Exploding lakes in myth and reality: an African case study

Eugenia Shanklin

Department of Sociology & Anthropology, The College of New Jersey, Ewing, New Jersey, 08628-1718, USA (e-mail: eshanklin{at}earthlink.net)

In the night of 21 August, 1986. Lake Nyos, a crater lake in the Cameroon Grassfields of West Central Africa, ‘exploded’ and sent out a cloud of carbon dioxide that killed more than 1800 people. Ultimately the causes of the explosion were scientifically determined to have been limnological. They were part of a process, much like the opening of a champagne bottle, in which carbon dioxide that has collected at the bottom rises quickly to the top and, following the ‘pop’ of the cork, sends out a liquid mixture of wine and carbon dioxide.
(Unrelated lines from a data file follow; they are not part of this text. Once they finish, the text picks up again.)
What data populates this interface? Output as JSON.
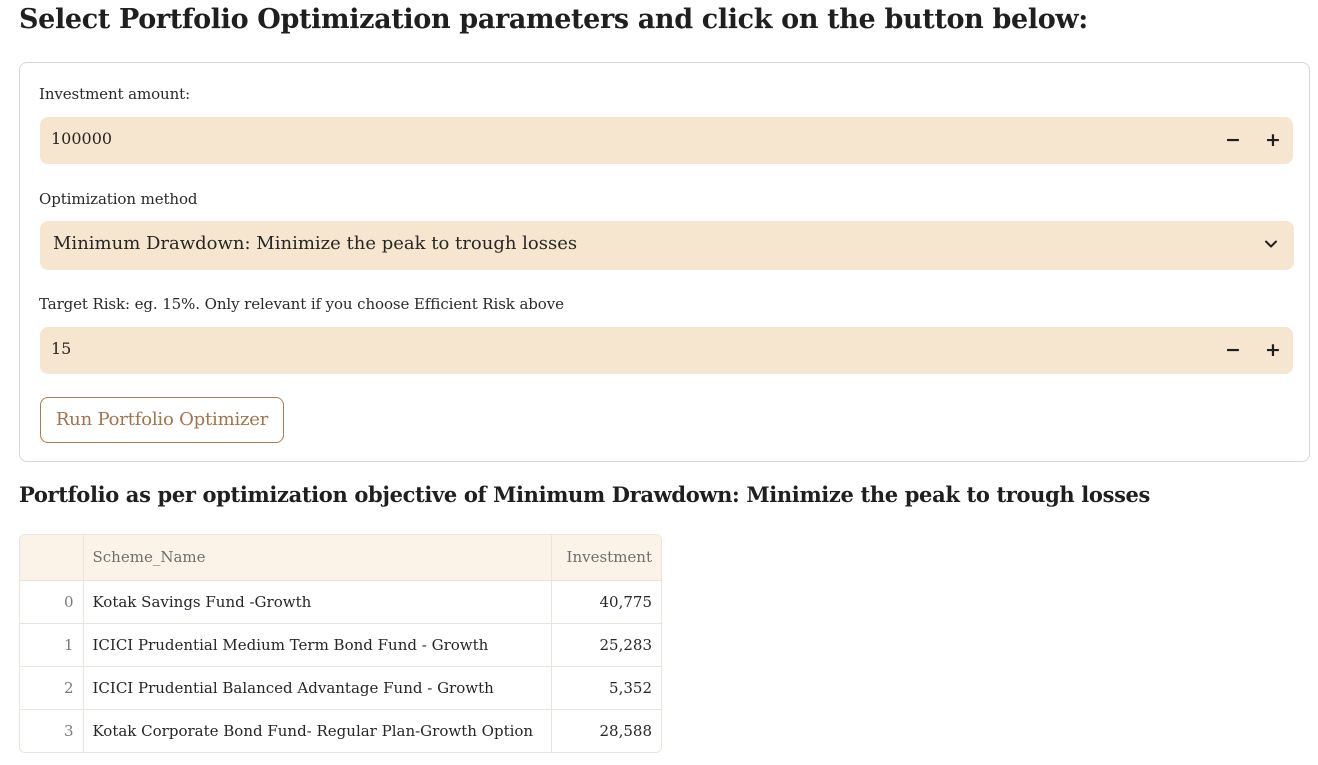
{
  "page": {
    "title": "Select Portfolio Optimization parameters and click on the button below:"
  },
  "form": {
    "investment": {
      "label": "Investment amount:",
      "value": "100000",
      "minus": "−",
      "plus": "+"
    },
    "method": {
      "label": "Optimization method",
      "selected": "Minimum Drawdown: Minimize the peak to trough losses",
      "icon": "chevron-down-icon"
    },
    "target_risk": {
      "label": "Target Risk: eg. 15%. Only relevant if you choose Efficient Risk above",
      "value": "15",
      "minus": "−",
      "plus": "+"
    },
    "run_button": "Run Portfolio Optimizer"
  },
  "result": {
    "title": "Portfolio as per optimization objective of Minimum Drawdown: Minimize the peak to trough losses",
    "table": {
      "headers": [
        "",
        "Scheme_Name",
        "Investment"
      ],
      "rows": [
        {
          "index": "0",
          "scheme": "Kotak Savings Fund -Growth",
          "investment": "40,775"
        },
        {
          "index": "1",
          "scheme": "ICICI Prudential Medium Term Bond Fund - Growth",
          "investment": "25,283"
        },
        {
          "index": "2",
          "scheme": "ICICI Prudential Balanced Advantage Fund - Growth",
          "investment": "5,352"
        },
        {
          "index": "3",
          "scheme": "Kotak Corporate Bond Fund- Regular Plan-Growth Option",
          "investment": "28,588"
        }
      ]
    }
  },
  "colors": {
    "input_bg": "#f7e6cf",
    "accent": "#a2744a",
    "table_header_bg": "#fcf3e8"
  }
}
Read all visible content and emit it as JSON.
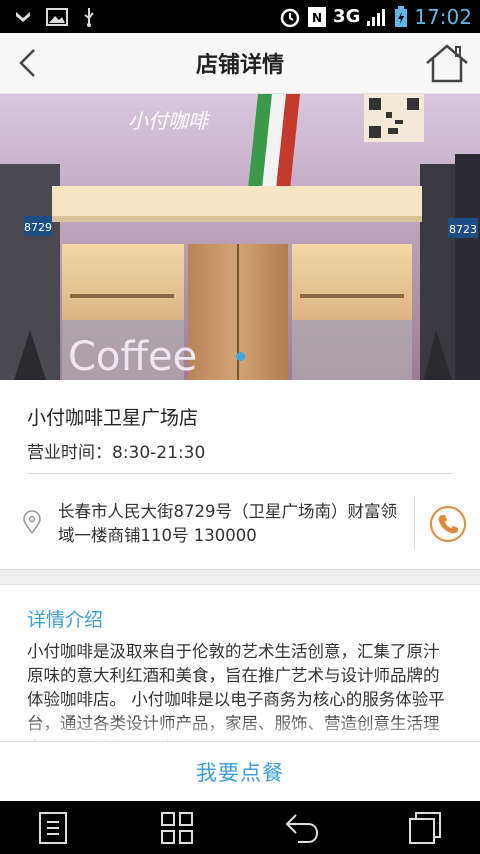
{
  "status_bar": {
    "time": "17:02",
    "network": "3G"
  },
  "header": {
    "title": "店铺详情"
  },
  "hero": {
    "brand_sign": "小付咖啡",
    "window_text": "Coffee",
    "left_number": "8729",
    "right_number": "8723",
    "slide_count": 1,
    "active_slide": 0
  },
  "store": {
    "name": "小付咖啡卫星广场店",
    "hours": "营业时间：8:30-21:30",
    "address": "长春市人民大街8729号（卫星广场南）财富领域一楼商铺110号 130000"
  },
  "detail": {
    "title": "详情介绍",
    "text": "小付咖啡是汲取来自于伦敦的艺术生活创意，汇集了原汁原味的意大利红酒和美食，旨在推广艺术与设计师品牌的体验咖啡店。 小付咖啡是以电子商务为核心的服务体验平台，通过各类设计师产品，家居、服饰、营造创意生活理念，为您提供品味生活"
  },
  "order_button": {
    "label": "我要点餐"
  },
  "colors": {
    "accent": "#3d9fd8",
    "phone_icon": "#e08a3a"
  }
}
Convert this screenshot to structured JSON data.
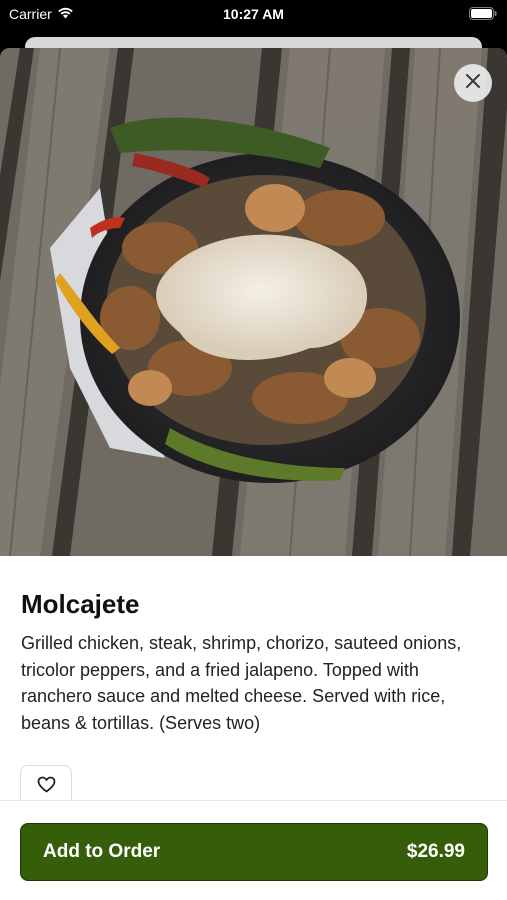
{
  "status_bar": {
    "carrier": "Carrier",
    "time": "10:27 AM",
    "wifi_icon": "wifi-icon",
    "battery_icon": "battery-icon"
  },
  "item": {
    "title": "Molcajete",
    "description": "Grilled chicken, steak, shrimp, chorizo, sauteed onions, tricolor peppers, and a fried jalapeno. Topped with ranchero sauce and melted cheese. Served with rice, beans & tortillas. (Serves two)",
    "image_icon": "food-photo"
  },
  "actions": {
    "close_icon": "close-icon",
    "favorite_icon": "heart-icon",
    "add_to_order_label": "Add to Order",
    "price": "$26.99"
  },
  "colors": {
    "accent": "#365e0a",
    "accent_border": "#1c3605",
    "text": "#111111"
  }
}
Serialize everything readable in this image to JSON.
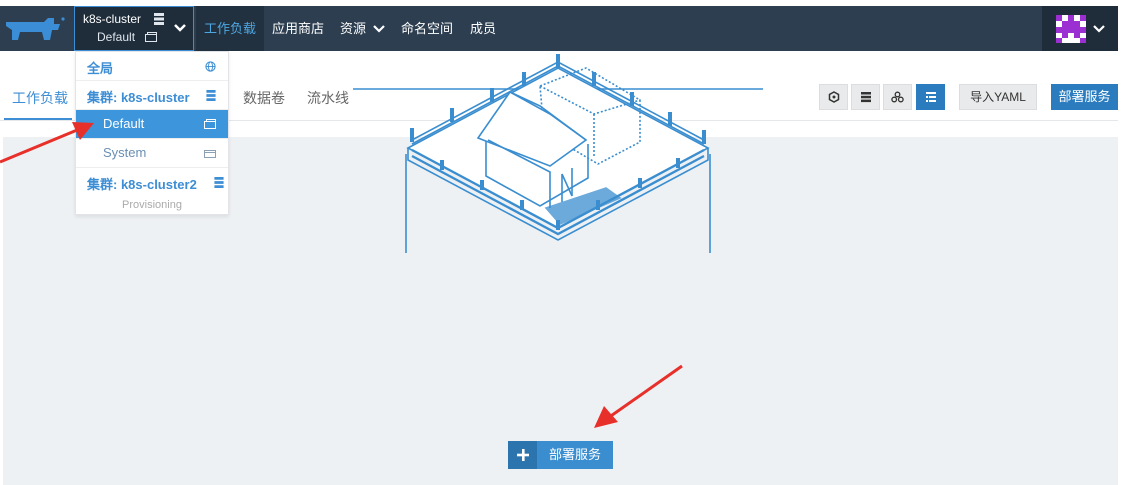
{
  "topbar": {
    "cluster_name": "k8s-cluster",
    "project_name": "Default",
    "nav": [
      "工作负载",
      "应用商店",
      "资源",
      "命名空间",
      "成员"
    ]
  },
  "subtabs": [
    "工作负载",
    "数据卷",
    "流水线"
  ],
  "toolbar": {
    "import_label": "导入YAML",
    "deploy_label": "部署服务"
  },
  "dropdown": {
    "global_label": "全局",
    "cluster1_label": "集群: k8s-cluster",
    "default_label": "Default",
    "system_label": "System",
    "cluster2_label": "集群: k8s-cluster2",
    "cluster2_status": "Provisioning"
  },
  "empty_state": {
    "cta_label": "部署服务"
  },
  "colors": {
    "nav_bg": "#2c3e50",
    "accent": "#3d8ed4",
    "primary_button": "#2a7cbf",
    "annotation_arrow": "#e8302a"
  }
}
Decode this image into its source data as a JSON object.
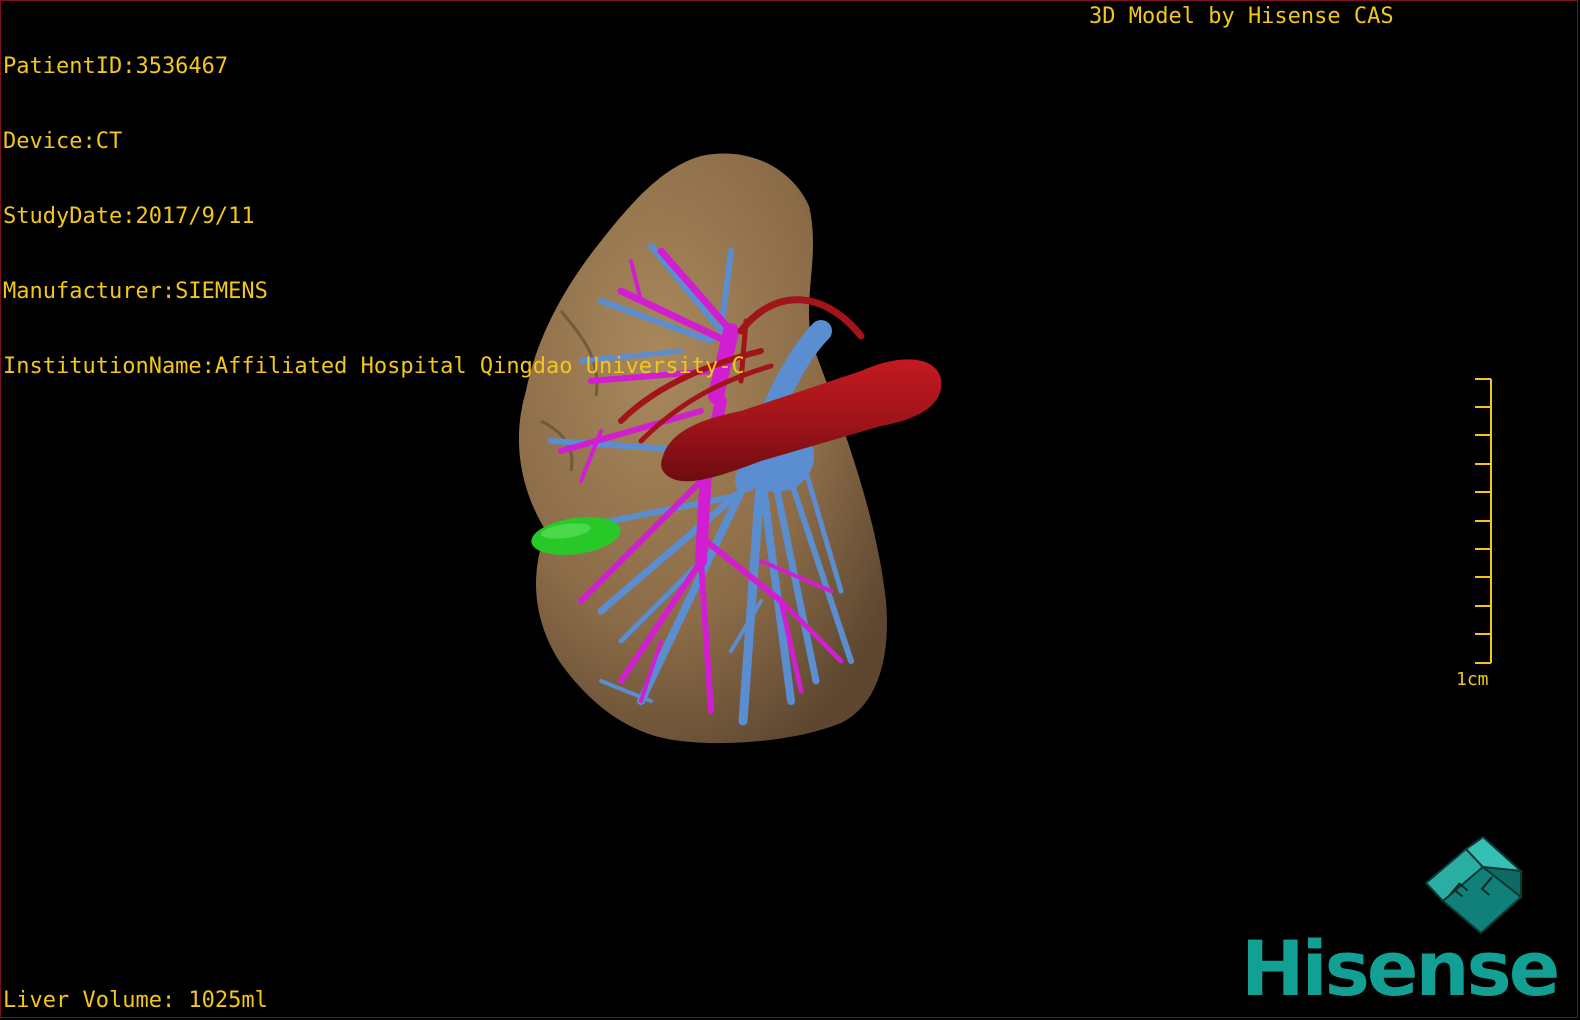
{
  "info": {
    "patient_id": "PatientID:3536467",
    "device": "Device:CT",
    "study_date": "StudyDate:2017/9/11",
    "manufacturer": "Manufacturer:SIEMENS",
    "institution": "InstitutionName:Affiliated Hospital Qingdao University-C"
  },
  "title": "3D Model by Hisense CAS",
  "liver_volume": "Liver Volume: 1025ml",
  "scale": {
    "label": "1cm",
    "color": "#f2c61a"
  },
  "logo": {
    "cube_letters": [
      "F",
      "L"
    ],
    "brand": "Hisense",
    "brand_color": "#12a094"
  },
  "model": {
    "structures": [
      {
        "name": "liver",
        "color": "#8c6c48"
      },
      {
        "name": "hepatic-vein",
        "color": "#5a8ed0"
      },
      {
        "name": "portal-vein",
        "color": "#d21ed2"
      },
      {
        "name": "inferior-vena-cava",
        "color": "#a0141a"
      },
      {
        "name": "lesion",
        "color": "#28c828"
      }
    ]
  }
}
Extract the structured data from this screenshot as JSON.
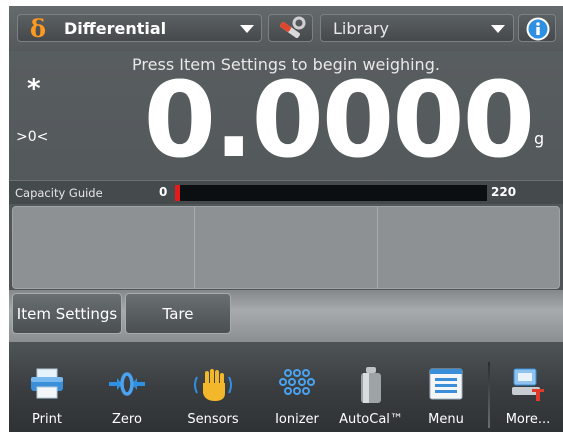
{
  "header": {
    "app_name": "Differential",
    "app_symbol": "δ",
    "library_label": "Library"
  },
  "main": {
    "message": "Press Item Settings to begin weighing.",
    "stable_indicator": "*",
    "center_of_zero": ">0<",
    "weight": "0.0000",
    "unit": "g"
  },
  "capacity_guide": {
    "label": "Capacity Guide",
    "min": "0",
    "max": "220",
    "fill_fraction": 0.0
  },
  "actions": {
    "item_settings": "Item Settings",
    "tare": "Tare"
  },
  "toolbar": {
    "items": [
      {
        "label": "Print",
        "icon": "printer-icon"
      },
      {
        "label": "Zero",
        "icon": "zero-icon"
      },
      {
        "label": "Sensors",
        "icon": "hand-sensor-icon"
      },
      {
        "label": "Ionizer",
        "icon": "ionizer-icon"
      },
      {
        "label": "AutoCal™",
        "icon": "calibration-weight-icon"
      },
      {
        "label": "Menu",
        "icon": "menu-icon"
      },
      {
        "label": "More...",
        "icon": "more-icon"
      }
    ]
  },
  "colors": {
    "delta_orange": "#ff9a1f",
    "capacity_red": "#e31b1b",
    "icon_blue": "#2f8fe0"
  }
}
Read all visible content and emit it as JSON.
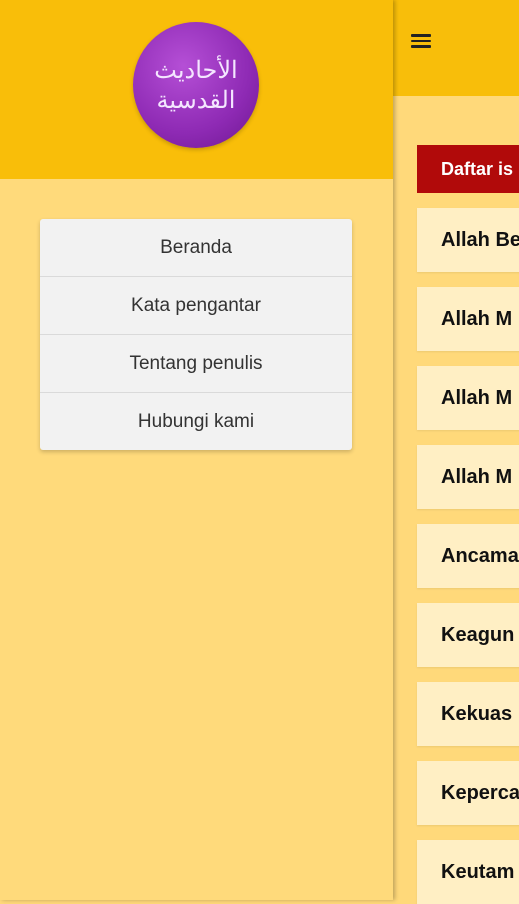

Carbon dioxide at the bottom of small Lake Nyos (roughly the size and shape of New York's Chrysler Building; 319m in height) was disturbed by an unknown force that caused it to ‘pop’ out as a deadly cloud about 700 m long, deep and wide. Stories about ‘misbehaving’ or exploding lakes had circulated in the region for many years before the 1986 explosion, and continue to circulate. This article summarizes eighty years of myth collection carried out by ethnographers, historians, administrators and missionaries who visited prior to the 1986 explosion. It also adds information about myth transformations and new folklore explanations for the Nyos explosion over 13 years following the explosion, and contributes to the discussion of implications for disaster relief in any large-scale catastrophe.